WASHINGTON (AP) -- The defense contractor building the F-22 fighter jet said Tuesday that thousands of jobs would be lost if President Barack Obama decides not to continue funding for the advanced but costly plane.
The warning from Lockheed Martin Corp. comes as the defense industry and its supporters in Congress are pushing the president to maintain big Pentagon programs as a way to preserve needed jobs during the deepening recession.
"You're not taking a chance on how many jobs this will create and when we will see those jobs," said Larry Lawson, Lockheed's general manager of the F-22 program, which he said is responsible for about 95,000 jobs at 1,000 suppliers.
Obama must decide by March 1 whether to spend $523 million on 20 more of the radar-evading stealth planes beyond the 183 already planned. It will represent one of the first major defense spending decisions of his presidency.
Pentagon leaders, including Defense Secretary Robert Gates, have expressed doubt that more of the $140 million F-22s are needed, especially since the military plans to buy several thousand F-35s, a much cheaper plane.
The Air Force has pushed for production of F-22s to reach 381 total aircraft. Lawson said the F-22 is needed for aerial combat and would be used for potential future threats from nations like China and Russia.
The plane was given a reprieve in November when the Pentagon approved $50 million in bridge funding to give Obama time to decide on the future of the program. The money will fund the purchase of parts of four F-22s beyond the 183 planes under contract.
In January, 44 senators sent Obama a letter urging him to continue production of the F-22. The letter argues that the program could provide thousands of jobs at a time when manufacturers are shedding factory jobs at a rapid clip because of the recession. Roughly 200 House members also wrote to Obama asking him to build more planes.
Bethesda, Md.-based Lockheed is the prime contractor for the F-22. Boeing Co. manufactures the wings and other parts in Seattle. The engines are supplied by Pratt & Whitney, a United Technologies Corp. unit, in Middletown, Conn.
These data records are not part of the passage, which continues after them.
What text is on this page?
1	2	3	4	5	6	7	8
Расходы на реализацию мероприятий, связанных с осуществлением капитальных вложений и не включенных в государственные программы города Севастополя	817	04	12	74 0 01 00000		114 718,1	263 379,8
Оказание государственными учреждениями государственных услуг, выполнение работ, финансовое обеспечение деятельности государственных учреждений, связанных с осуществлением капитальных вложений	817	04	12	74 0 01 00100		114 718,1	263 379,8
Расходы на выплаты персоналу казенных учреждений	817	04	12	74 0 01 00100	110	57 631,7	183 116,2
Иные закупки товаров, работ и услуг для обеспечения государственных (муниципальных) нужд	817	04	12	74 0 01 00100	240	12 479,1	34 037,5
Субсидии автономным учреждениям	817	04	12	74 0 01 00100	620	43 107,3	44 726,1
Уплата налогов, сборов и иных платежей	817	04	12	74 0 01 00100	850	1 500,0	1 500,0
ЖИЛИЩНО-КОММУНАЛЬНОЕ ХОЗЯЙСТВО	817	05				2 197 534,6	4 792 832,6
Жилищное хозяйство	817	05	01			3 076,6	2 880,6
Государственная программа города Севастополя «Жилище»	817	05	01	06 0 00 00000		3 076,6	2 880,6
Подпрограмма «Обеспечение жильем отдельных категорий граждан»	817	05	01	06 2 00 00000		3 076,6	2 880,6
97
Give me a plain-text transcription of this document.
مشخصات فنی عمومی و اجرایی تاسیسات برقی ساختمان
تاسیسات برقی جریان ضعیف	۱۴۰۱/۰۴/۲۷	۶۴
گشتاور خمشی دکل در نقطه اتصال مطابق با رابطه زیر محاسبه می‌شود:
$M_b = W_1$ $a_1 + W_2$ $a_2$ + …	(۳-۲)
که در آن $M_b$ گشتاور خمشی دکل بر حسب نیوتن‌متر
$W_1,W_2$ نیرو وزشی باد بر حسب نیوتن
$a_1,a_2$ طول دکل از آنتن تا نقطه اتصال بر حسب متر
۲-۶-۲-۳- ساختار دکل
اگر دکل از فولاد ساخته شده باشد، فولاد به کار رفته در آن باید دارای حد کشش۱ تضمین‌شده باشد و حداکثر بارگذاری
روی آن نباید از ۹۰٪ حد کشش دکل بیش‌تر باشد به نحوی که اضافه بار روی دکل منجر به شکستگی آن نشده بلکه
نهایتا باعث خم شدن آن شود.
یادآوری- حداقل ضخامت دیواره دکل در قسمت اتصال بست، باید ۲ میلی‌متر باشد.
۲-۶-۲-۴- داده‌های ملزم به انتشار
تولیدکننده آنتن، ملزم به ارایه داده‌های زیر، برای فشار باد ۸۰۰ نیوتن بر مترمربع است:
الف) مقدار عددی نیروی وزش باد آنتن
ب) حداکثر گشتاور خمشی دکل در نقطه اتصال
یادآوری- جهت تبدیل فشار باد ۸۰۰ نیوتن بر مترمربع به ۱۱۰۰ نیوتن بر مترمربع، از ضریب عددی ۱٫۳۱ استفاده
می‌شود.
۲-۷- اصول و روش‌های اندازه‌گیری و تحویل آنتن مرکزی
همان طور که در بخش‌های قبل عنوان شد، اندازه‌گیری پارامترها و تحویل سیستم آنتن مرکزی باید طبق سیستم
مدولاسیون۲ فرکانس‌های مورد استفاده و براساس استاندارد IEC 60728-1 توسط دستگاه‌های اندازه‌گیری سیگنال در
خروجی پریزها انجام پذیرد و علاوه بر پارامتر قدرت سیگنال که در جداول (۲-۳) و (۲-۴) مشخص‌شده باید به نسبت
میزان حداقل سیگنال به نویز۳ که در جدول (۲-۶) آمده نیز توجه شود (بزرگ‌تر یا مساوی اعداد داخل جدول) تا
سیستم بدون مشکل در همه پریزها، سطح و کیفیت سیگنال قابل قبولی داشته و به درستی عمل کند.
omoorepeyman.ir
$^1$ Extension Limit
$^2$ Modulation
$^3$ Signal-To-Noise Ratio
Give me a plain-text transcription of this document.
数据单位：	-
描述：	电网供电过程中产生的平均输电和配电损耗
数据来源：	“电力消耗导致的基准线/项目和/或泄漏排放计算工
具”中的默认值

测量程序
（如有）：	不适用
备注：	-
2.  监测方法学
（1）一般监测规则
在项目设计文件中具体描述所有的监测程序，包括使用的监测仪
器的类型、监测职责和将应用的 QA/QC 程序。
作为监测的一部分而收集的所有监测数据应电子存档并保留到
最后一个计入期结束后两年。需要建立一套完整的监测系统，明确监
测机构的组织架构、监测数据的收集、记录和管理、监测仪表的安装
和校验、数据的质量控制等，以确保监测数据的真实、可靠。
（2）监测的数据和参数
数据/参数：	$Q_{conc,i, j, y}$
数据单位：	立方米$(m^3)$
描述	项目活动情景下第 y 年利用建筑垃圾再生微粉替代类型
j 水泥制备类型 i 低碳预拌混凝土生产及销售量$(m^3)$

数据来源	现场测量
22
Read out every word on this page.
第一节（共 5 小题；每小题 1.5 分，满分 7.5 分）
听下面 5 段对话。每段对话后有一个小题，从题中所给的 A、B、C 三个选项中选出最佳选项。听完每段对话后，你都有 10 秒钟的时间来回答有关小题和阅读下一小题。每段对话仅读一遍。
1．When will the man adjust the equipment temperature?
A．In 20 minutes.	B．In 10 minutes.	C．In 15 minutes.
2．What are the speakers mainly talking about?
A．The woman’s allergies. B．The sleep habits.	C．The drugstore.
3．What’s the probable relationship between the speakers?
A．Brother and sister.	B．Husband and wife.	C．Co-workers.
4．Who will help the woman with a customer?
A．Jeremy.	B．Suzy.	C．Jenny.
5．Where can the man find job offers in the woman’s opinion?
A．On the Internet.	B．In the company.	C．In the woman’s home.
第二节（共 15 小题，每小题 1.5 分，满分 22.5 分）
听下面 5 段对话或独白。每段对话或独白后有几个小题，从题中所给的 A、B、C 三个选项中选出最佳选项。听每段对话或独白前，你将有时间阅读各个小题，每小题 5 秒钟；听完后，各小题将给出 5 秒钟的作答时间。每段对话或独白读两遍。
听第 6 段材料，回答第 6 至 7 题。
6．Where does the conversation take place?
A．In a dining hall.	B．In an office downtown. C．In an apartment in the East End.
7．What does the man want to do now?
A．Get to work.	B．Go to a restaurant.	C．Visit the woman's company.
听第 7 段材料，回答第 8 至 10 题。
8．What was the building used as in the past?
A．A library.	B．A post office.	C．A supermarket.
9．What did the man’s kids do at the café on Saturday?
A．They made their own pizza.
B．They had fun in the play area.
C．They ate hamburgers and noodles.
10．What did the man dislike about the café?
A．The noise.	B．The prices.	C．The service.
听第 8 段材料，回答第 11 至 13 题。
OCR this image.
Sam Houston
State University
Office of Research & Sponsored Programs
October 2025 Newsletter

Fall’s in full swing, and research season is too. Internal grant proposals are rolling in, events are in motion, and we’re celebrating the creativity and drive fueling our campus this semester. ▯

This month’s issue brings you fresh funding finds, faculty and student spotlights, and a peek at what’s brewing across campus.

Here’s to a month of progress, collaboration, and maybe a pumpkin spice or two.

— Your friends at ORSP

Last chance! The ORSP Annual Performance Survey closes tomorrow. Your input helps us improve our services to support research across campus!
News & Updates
Lawson said most of the 95,000 jobs connected to the F-22 program would be lost by 2011 if funding for additional planes is not approved, he said.
Loren Thompson, a defense analyst with the Lexington Institute, said it was difficult to gauge how many jobs were directly tied to the plane. But he said about 25,000 workers at the big companies like Lockheed would most likely lose their jobs if Obama does not extend funding. That combined with the strong Congressional support means the F-22 will likely get the money, he said.
"There is a real possibility this program will stay in production," he said.